Improved decannulation times were likely not evident due to poor adherence with established protocols. To improve compliance, regular audits and feedback should be undertaken to encourage the team to strive for continuous improvement. An electronic system that would enable immediate data entry is one possible solution to provide real-time data to staff to improve compliance. An additional reason decannulation times did not improve was potentially related to the indication for tracheostomy increasing for airway protection as opposed to weaning from mechanical ventilation. This would also explain the lack of improvement in weaning to corking times, in that staff may have been hesitant to initiate corking trials if there was a concern about protection of the airway. Patients requiring tracheostomies for airway protection are less likely to be successfully decannulated and the time to decannulation may be longer. At our institution, we find that we have a stable population with permanent tracheostomies and only a limited number of patients entering into and leaving the tracheostomy population.

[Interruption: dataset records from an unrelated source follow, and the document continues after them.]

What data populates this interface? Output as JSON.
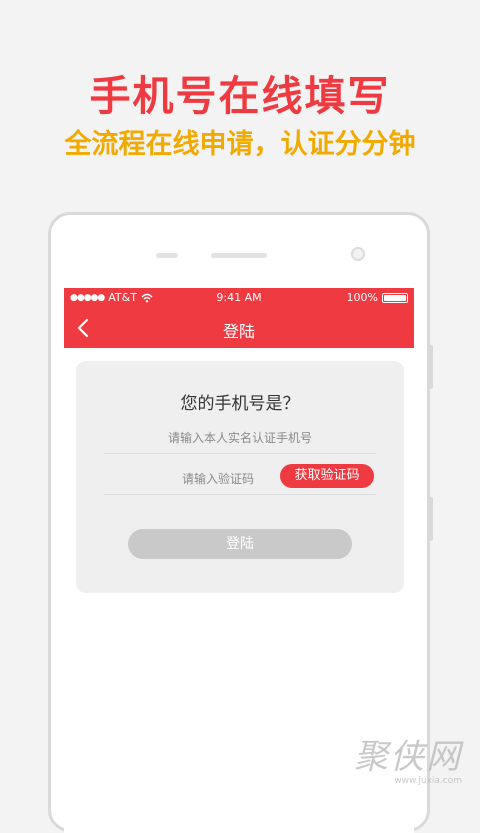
{
  "promo": {
    "headline": "手机号在线填写",
    "subline": "全流程在线申请，认证分分钟"
  },
  "status_bar": {
    "carrier": "AT&T",
    "time": "9:41 AM",
    "battery": "100%",
    "battery_level": 1.0
  },
  "navbar": {
    "back_icon": "chevron-left-icon",
    "title": "登陆"
  },
  "form": {
    "title": "您的手机号是？",
    "phone_placeholder": "请输入本人实名认证手机号",
    "phone_value": "",
    "code_placeholder": "请输入验证码",
    "code_value": "",
    "get_code_label": "获取验证码",
    "login_label": "登陆"
  },
  "watermark": {
    "main": "聚侠网",
    "sub": "www.juxia.com"
  },
  "colors": {
    "accent": "#ee3a40",
    "subline": "#f2a900",
    "disabled_button": "#c9c9c9",
    "card_bg": "#efefef"
  }
}
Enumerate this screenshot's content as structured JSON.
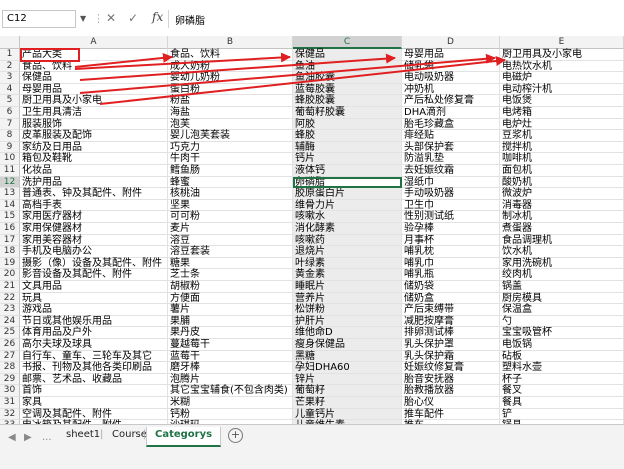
{
  "formula_bar": {
    "name_box": "C12",
    "cancel_icon": "✕",
    "enter_icon": "✓",
    "fx_label": "fx",
    "content": "卵磷脂"
  },
  "columns": [
    "A",
    "B",
    "C",
    "D",
    "E"
  ],
  "rows": [
    [
      "产品大类",
      "食品、饮料",
      "保健品",
      "母婴用品",
      "厨卫用具及小家电"
    ],
    [
      "食品、饮料",
      "成人奶粉",
      "鱼油",
      "储乳袋",
      "电热饮水机"
    ],
    [
      "保健品",
      "婴幼儿奶粉",
      "鱼油胶囊",
      "电动吸奶器",
      "电磁炉"
    ],
    [
      "母婴用品",
      "蛋白粉",
      "蓝莓胶囊",
      "冲奶机",
      "电动榨汁机"
    ],
    [
      "厨卫用具及小家电",
      "粉盐",
      "蜂胶胶囊",
      "产后私处修复膏",
      "电饭煲"
    ],
    [
      "卫生用具清洁",
      "海盐",
      "葡萄籽胶囊",
      "DHA滴剂",
      "电烤箱"
    ],
    [
      "服装服饰",
      "泡芙",
      "阿胶",
      "胎毛珍藏盒",
      "电炉灶"
    ],
    [
      "皮革服装及配饰",
      "婴儿泡芙套装",
      "蜂胶",
      "痱经贴",
      "豆浆机"
    ],
    [
      "家纺及日用品",
      "巧克力",
      "辅酶",
      "头部保护套",
      "搅拌机"
    ],
    [
      "箱包及鞋靴",
      "牛肉干",
      "钙片",
      "防溢乳垫",
      "咖啡机"
    ],
    [
      "化妆品",
      "鳕鱼肠",
      "液体钙",
      "去妊娠纹霜",
      "面包机"
    ],
    [
      "洗护用品",
      "蜂蜜",
      "卵磷脂",
      "湿纸巾",
      "酸奶机"
    ],
    [
      "普通表、钟及其配件、附件",
      "核桃油",
      "胶原蛋白片",
      "手动吸奶器",
      "微波炉"
    ],
    [
      "高档手表",
      "坚果",
      "维骨力片",
      "卫生巾",
      "消毒器"
    ],
    [
      "家用医疗器材",
      "可可粉",
      "咳嗽水",
      "性别测试纸",
      "制冰机"
    ],
    [
      "家用保健器材",
      "麦片",
      "消化酵素",
      "验孕棒",
      "煮蛋器"
    ],
    [
      "家用美容器材",
      "溶豆",
      "咳嗽药",
      "月事杯",
      "食品调理机"
    ],
    [
      "手机及电脑办公",
      "溶豆套装",
      "退烧片",
      "哺乳枕",
      "饮水机"
    ],
    [
      "摄影（像）设备及其配件、附件",
      "糖果",
      "叶绿素",
      "哺乳巾",
      "家用洗碗机"
    ],
    [
      "影音设备及其配件、附件",
      "芝士条",
      "黄金素",
      "哺乳瓶",
      "绞肉机"
    ],
    [
      "文具用品",
      "胡椒粉",
      "睡眠片",
      "储奶袋",
      "锅盖"
    ],
    [
      "玩具",
      "方便面",
      "营养片",
      "储奶盒",
      "厨房模具"
    ],
    [
      "游戏品",
      "薯片",
      "松饼粉",
      "产后束缚带",
      "保温盒"
    ],
    [
      "节日或其他娱乐用品",
      "果脯",
      "护肝片",
      "减肥按摩膏",
      "勺"
    ],
    [
      "体育用品及户外",
      "果丹皮",
      "维他命D",
      "排卵测试棒",
      "宝宝吸管杯"
    ],
    [
      "高尔夫球及球具",
      "蔓越莓干",
      "瘦身保健品",
      "乳头保护罩",
      "电饭锅"
    ],
    [
      "自行车、童车、三轮车及其它",
      "蓝莓干",
      "黑糖",
      "乳头保护霜",
      "砧板"
    ],
    [
      "书报、刊物及其他各类印刷品",
      "磨牙棒",
      "孕妇DHA60",
      "妊娠纹修复膏",
      "塑料水壶"
    ],
    [
      "邮票、艺术品、收藏品",
      "泡腾片",
      "锌片",
      "胎音安抚器",
      "杯子"
    ],
    [
      "首饰",
      "其它宝宝辅食(不包含肉类)",
      "葡萄籽",
      "胎教播放器",
      "餐叉"
    ],
    [
      "家具",
      "米糊",
      "芒果籽",
      "胎心仪",
      "餐具"
    ],
    [
      "空调及其配件、附件",
      "钙粉",
      "儿童钙片",
      "推车配件",
      "铲"
    ],
    [
      "电冰箱及其配件、附件",
      "沙琪玛",
      "儿童维生素",
      "推车",
      "锅具"
    ]
  ],
  "active_cell": {
    "row": 12,
    "col": "C"
  },
  "sheet_tabs": [
    {
      "label": "sheet1",
      "active": false
    },
    {
      "label": "Course",
      "active": false
    },
    {
      "label": "Categorys",
      "active": true
    }
  ],
  "nav": {
    "prev_icon": "◀",
    "next_icon": "▶",
    "more_icon": "...",
    "add_icon": "+"
  },
  "colors": {
    "accent": "#217346",
    "annotation": "#e02020",
    "selected_column": "#ececec"
  }
}
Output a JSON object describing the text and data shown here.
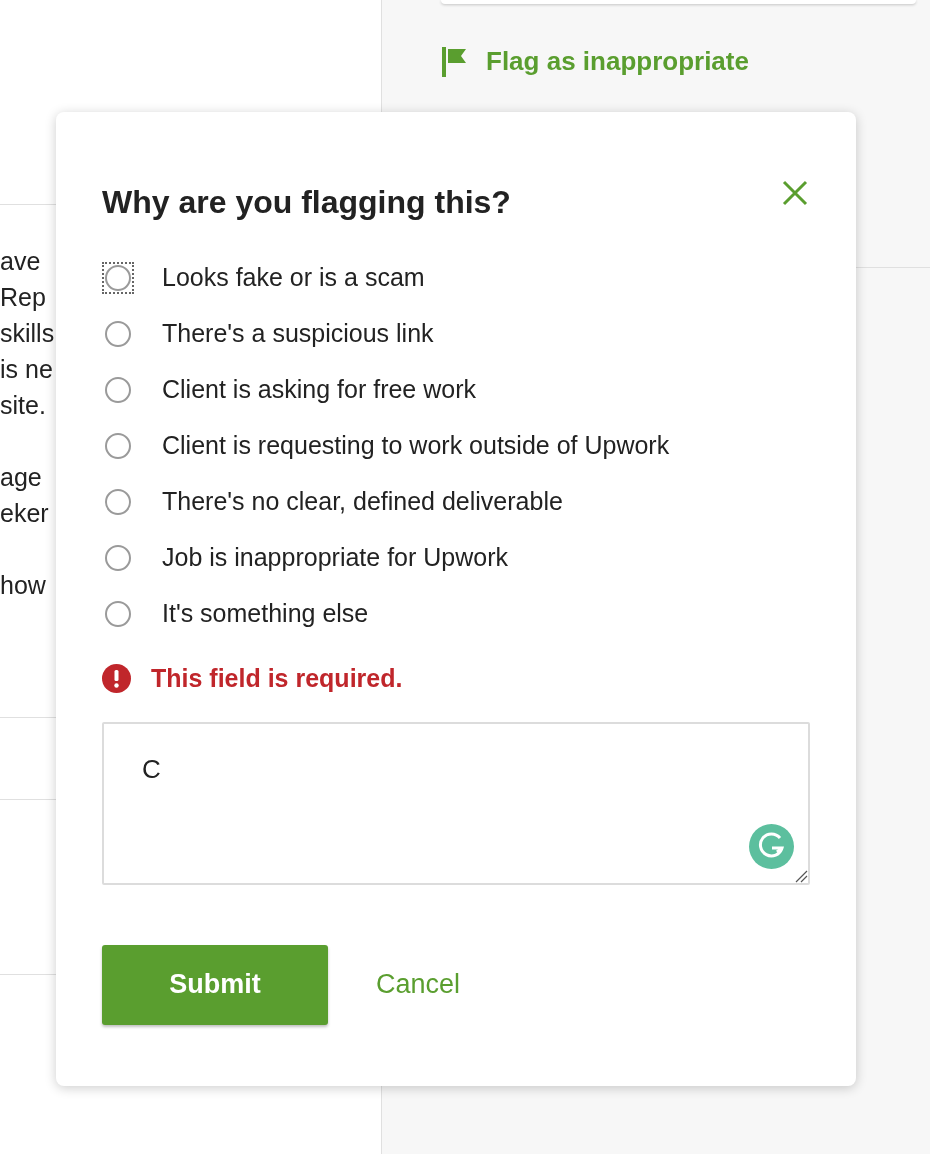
{
  "background": {
    "paragraphs": [
      {
        "lines": [
          "ave",
          "Rep",
          "skills",
          "is ne",
          "site."
        ]
      },
      {
        "lines": [
          "age",
          "eker"
        ]
      },
      {
        "lines": [
          "how"
        ]
      }
    ],
    "flag_link": "Flag as inappropriate"
  },
  "dialog": {
    "title": "Why are you flagging this?",
    "options": [
      {
        "label": "Looks fake or is a scam",
        "selected": false,
        "focused": true
      },
      {
        "label": "There's a suspicious link",
        "selected": false,
        "focused": false
      },
      {
        "label": "Client is asking for free work",
        "selected": false,
        "focused": false
      },
      {
        "label": "Client is requesting to work outside of Upwork",
        "selected": false,
        "focused": false
      },
      {
        "label": "There's no clear, defined deliverable",
        "selected": false,
        "focused": false
      },
      {
        "label": "Job is inappropriate for Upwork",
        "selected": false,
        "focused": false
      },
      {
        "label": "It's something else",
        "selected": false,
        "focused": false
      }
    ],
    "error": "This field is required.",
    "comment": {
      "value": "C"
    },
    "buttons": {
      "submit": "Submit",
      "cancel": "Cancel"
    }
  }
}
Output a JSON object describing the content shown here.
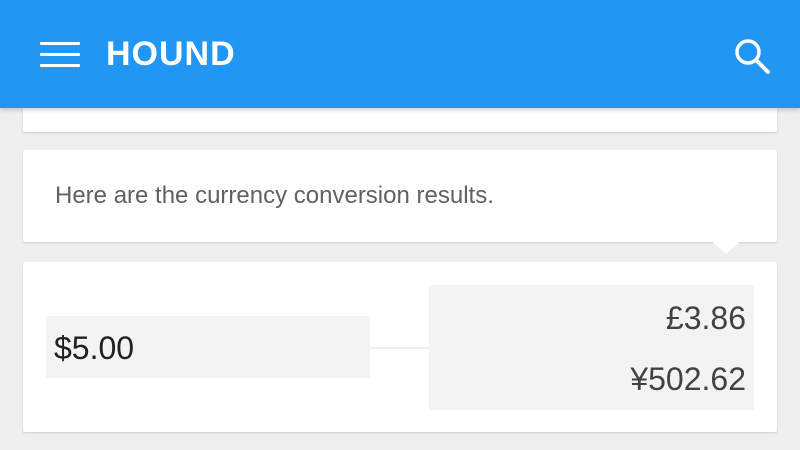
{
  "app_bar": {
    "title": "HOUND",
    "menu_icon": "hamburger-menu-icon",
    "search_icon": "search-icon",
    "color": "#2196f3"
  },
  "message": {
    "text": "Here are the currency conversion results."
  },
  "conversion": {
    "from_amount": "$5.00",
    "results": [
      "£3.86",
      "¥502.62"
    ]
  }
}
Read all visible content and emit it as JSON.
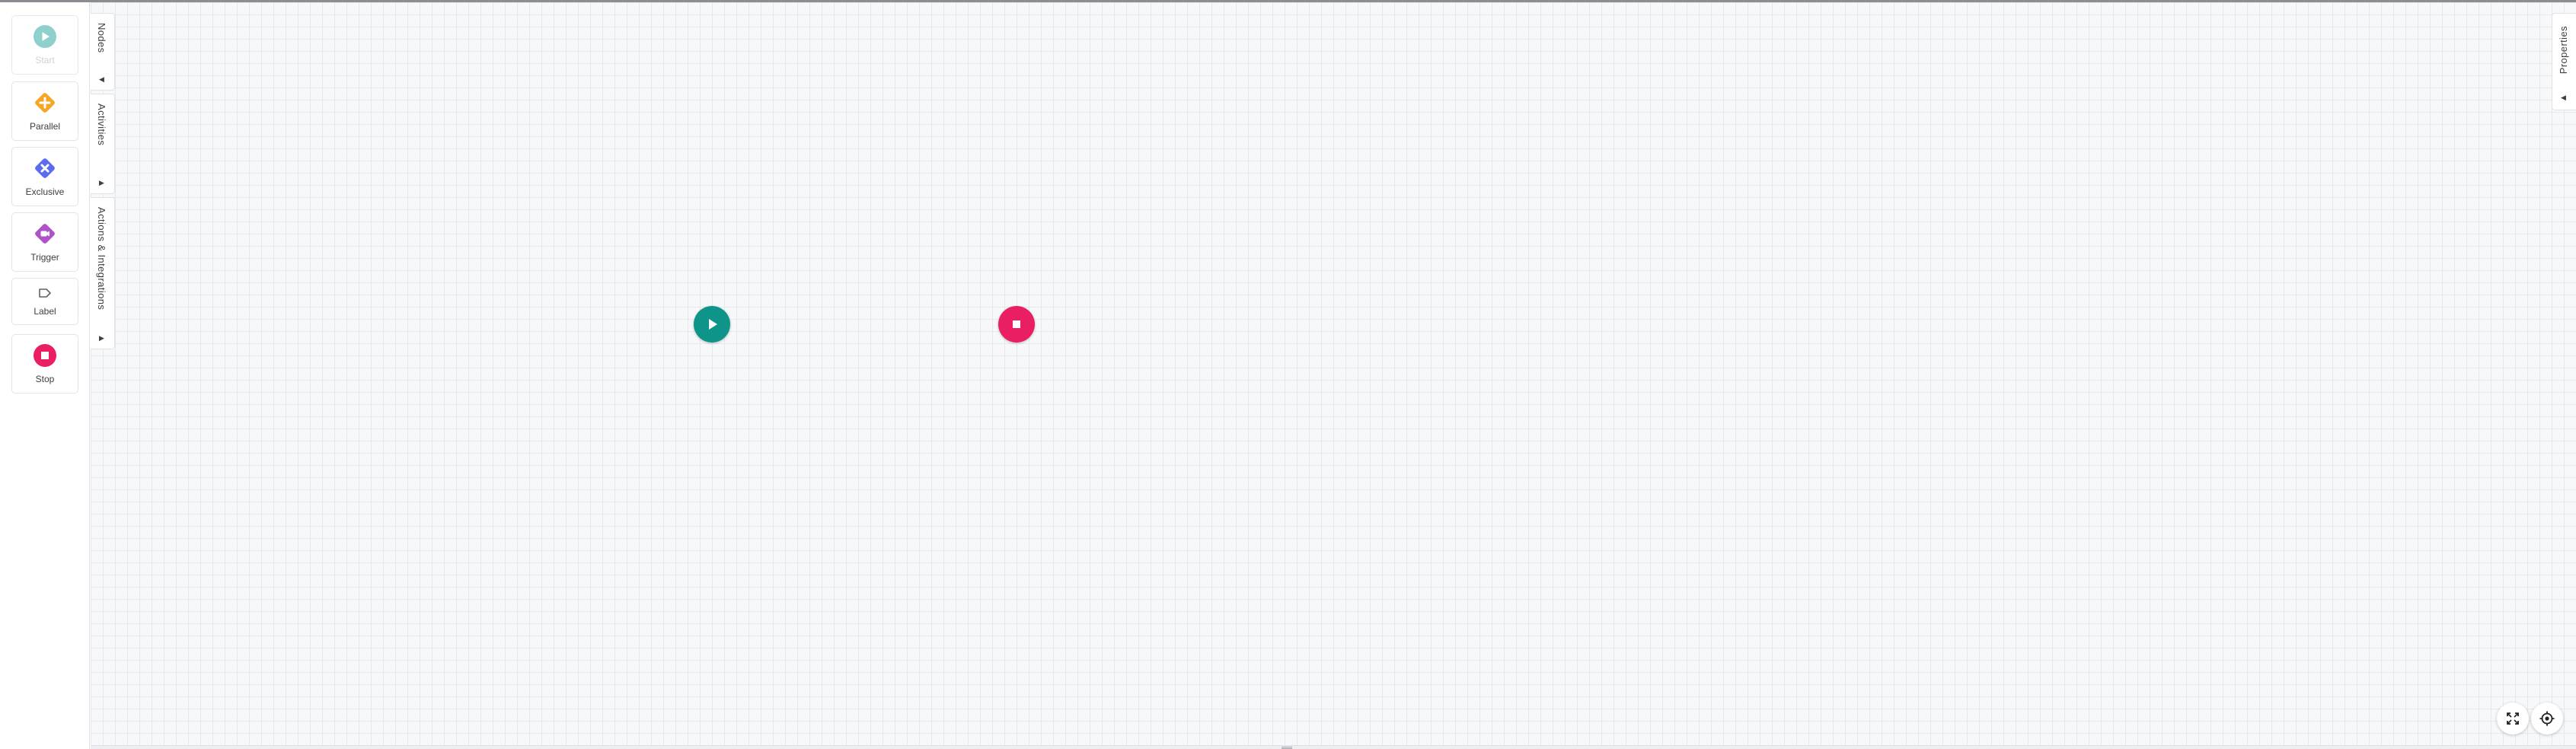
{
  "palette": {
    "items": [
      {
        "label": "Start",
        "icon": "play-icon",
        "color": "#7cc8c4",
        "disabled": true
      },
      {
        "label": "Parallel",
        "icon": "parallel-gateway-icon",
        "color": "#f5a623"
      },
      {
        "label": "Exclusive",
        "icon": "exclusive-gateway-icon",
        "color": "#5b6cf0"
      },
      {
        "label": "Trigger",
        "icon": "trigger-icon",
        "color": "#b053c9"
      },
      {
        "label": "Label",
        "icon": "label-icon",
        "color": "#5f6368"
      },
      {
        "label": "Stop",
        "icon": "stop-icon",
        "color": "#e91e63"
      }
    ]
  },
  "rail": {
    "tabs": [
      {
        "label": "Nodes",
        "arrow": "◀"
      },
      {
        "label": "Activities",
        "arrow": "▶"
      },
      {
        "label": "Actions & Integrations",
        "arrow": "▶"
      }
    ]
  },
  "canvas": {
    "start_node": {
      "icon": "play-icon",
      "color": "#0e9488"
    },
    "stop_node": {
      "icon": "stop-icon",
      "color": "#e91e63"
    }
  },
  "properties": {
    "label": "Properties",
    "arrow": "◀"
  },
  "controls": {
    "fit_icon": "expand-icon",
    "center_icon": "locate-icon"
  }
}
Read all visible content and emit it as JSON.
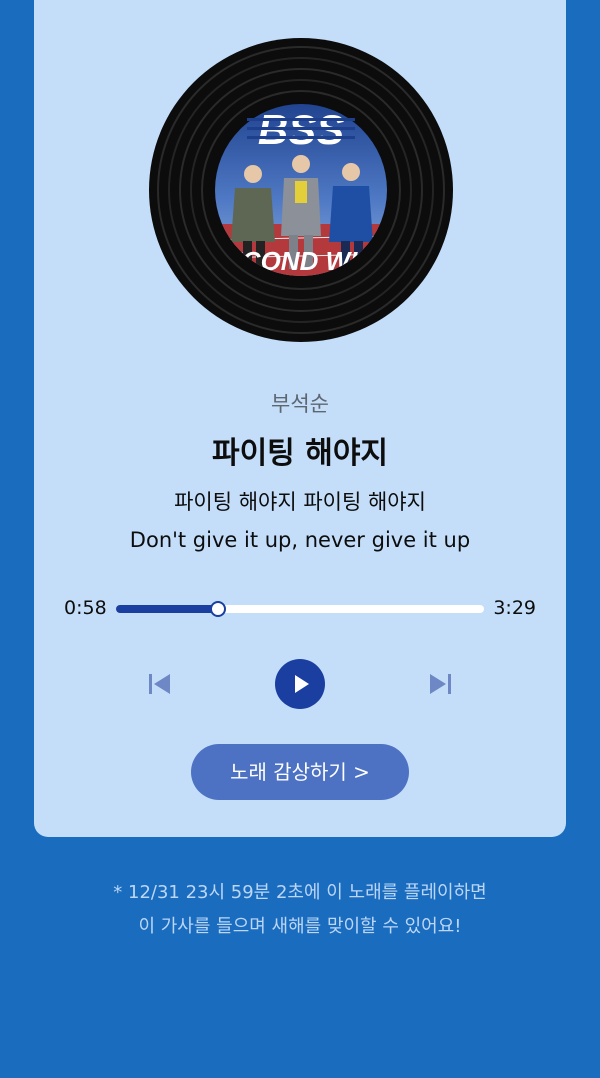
{
  "colors": {
    "background": "#1a6cbf",
    "card": "#c4defa",
    "accent": "#1a3fa0",
    "button": "#4d72c4"
  },
  "album": {
    "band_logo_text": "BSS",
    "album_text": "SECOND WIND"
  },
  "song": {
    "artist": "부석순",
    "title": "파이팅 해야지",
    "lyric_ko": "파이팅 해야지 파이팅 해야지",
    "lyric_en": "Don't give it up, never give it up"
  },
  "player": {
    "current_time": "0:58",
    "total_time": "3:29",
    "progress": 0.277,
    "prev_icon": "skip-previous-icon",
    "play_icon": "play-icon",
    "next_icon": "skip-next-icon"
  },
  "cta": {
    "label": "노래 감상하기 >"
  },
  "footnote": {
    "line1": "* 12/31 23시 59분 2초에 이 노래를 플레이하면",
    "line2": "이 가사를 들으며 새해를 맞이할 수 있어요!"
  }
}
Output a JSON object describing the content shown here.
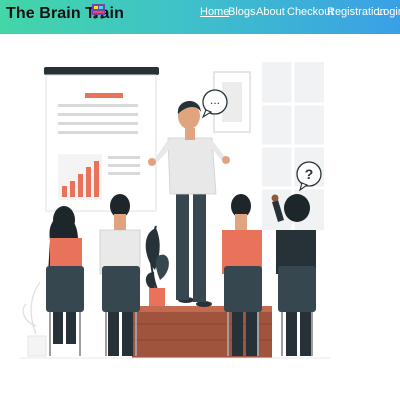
{
  "brand": {
    "name": "The Brain Train",
    "logo_icon": "train-logo-icon"
  },
  "nav": {
    "items": [
      {
        "label": "Home",
        "active": true
      },
      {
        "label": "Blogs",
        "active": false
      },
      {
        "label": "About",
        "active": false
      },
      {
        "label": "Checkout",
        "active": false
      },
      {
        "label": "Registration",
        "active": false
      },
      {
        "label": "Login",
        "active": false
      }
    ]
  },
  "hero": {
    "illustration": "presenter-classroom-illustration",
    "speech_bubble_text": "...",
    "question_bubble_text": "?"
  },
  "colors": {
    "gradient_start": "#43d6a8",
    "gradient_end": "#3aa0e6",
    "accent": "#e8735a",
    "dark_slate": "#37474f"
  }
}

The duration of mechanical ventilation post-tracheostomy insertion was significantly shorter in the postintervention group, likely due to two possible reasons. The PAV mode of mechanical ventilation is now used more frequently in our setting both before and following percutaneous tracheostomy. Improved weaning practices can explain the decrease of 17.5 days in time from tracheostomy insertion to weaning. The second possible explanation for this difference is that more patients had a tracheostomy inserted for airway protection in the postintervention group as opposed to a failure to wean from mechanical ventilation, indicating that the requirement for mechanical ventilation was lessened once a patient had their endotracheal tube replaced with a tracheostomy tube.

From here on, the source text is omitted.